We can define a total order on $\Bbb C$ in various ways--I'll give you a few if you're interested.

We cannot give an order that is compatible with the operations on $\Bbb C$ so that $\Bbb C$ is an ordered field. If we could, would $i$ be positive or negative?

Basically, it depends on how you want to define "bigger/smaller" in this instance. Give us more detail, and we can better answer your question.

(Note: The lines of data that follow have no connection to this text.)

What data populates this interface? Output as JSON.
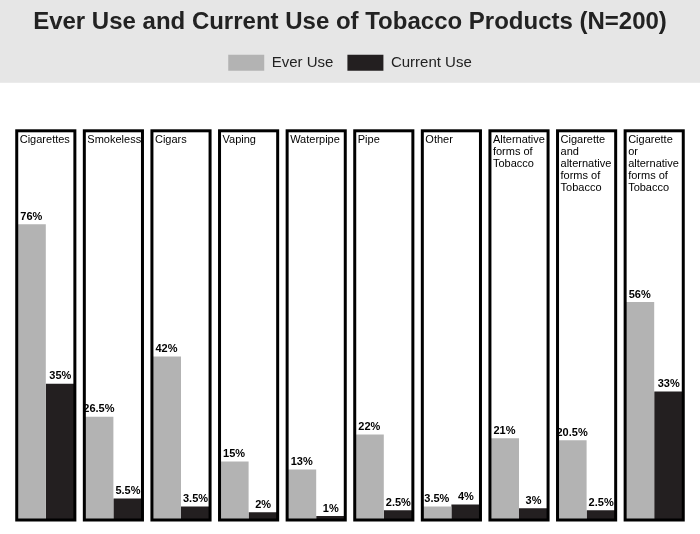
{
  "chart_data": {
    "type": "bar",
    "title": "Ever Use and Current Use of Tobacco Products (N=200)",
    "categories": [
      "Cigarettes",
      "Smokeless",
      "Cigars",
      "Vaping",
      "Waterpipe",
      "Pipe",
      "Other",
      "Alternative forms of Tobacco",
      "Cigarette and alternative forms of Tobacco",
      "Cigarette or alternative forms of Tobacco"
    ],
    "series": [
      {
        "name": "Ever Use",
        "color": "#b3b3b3",
        "values": [
          76,
          26.5,
          42,
          15,
          13,
          22,
          3.5,
          21,
          20.5,
          56
        ],
        "value_labels": [
          "76%",
          "26.5%",
          "42%",
          "15%",
          "13%",
          "22%",
          "3.5%",
          "21%",
          "20.5%",
          "56%"
        ]
      },
      {
        "name": "Current Use",
        "color": "#231f20",
        "values": [
          35,
          5.5,
          3.5,
          2,
          1,
          2.5,
          4,
          3,
          2.5,
          33
        ],
        "value_labels": [
          "35%",
          "5.5%",
          "3.5%",
          "2%",
          "1%",
          "2.5%",
          "4%",
          "3%",
          "2.5%",
          "33%"
        ]
      }
    ],
    "ylim": [
      0,
      100
    ],
    "grid": false,
    "legend": "top",
    "data_labels": true,
    "tick_labels": false
  }
}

You can't define a total order $\le$ so that $\mathbb{C}$ is an ordered field:

$(1)\space\forall a, b, c \in \mathbb{C}, a ≤ b \Rightarrow a + c ≤ b + c$

$(2)\space\forall a, b \in \mathbb{C}, 0 ≤ a \land 0 ≤ b \Rightarrow 0 ≤ a b$

Either $0 \le 1$ or $1 \le 0$ in which case $0\le-1$. Let $\varepsilon \in\{-1,1\}$ so that $0 \le \varepsilon$

Either $0\le i$ or $i \le 0$ in which case $0\le-i$. Let $\delta \in \{-i,i\}$ so that $0\le\delta$

Now you can just derive something absurd:

You have $0\le \varepsilon$ and $0\le \delta$

So by $(2)$, $0\le\varepsilon\delta$

By $(2)$ again, $0\le\varepsilon\delta\delta = \varepsilon(-1) = -\varepsilon$

So $\varepsilon \le 0$

Now we have $0\le\varepsilon$ and $\varepsilon\le 0$ so $\varepsilon=0$

But we have $\varepsilon\in\{-1,1\}$

Absurd.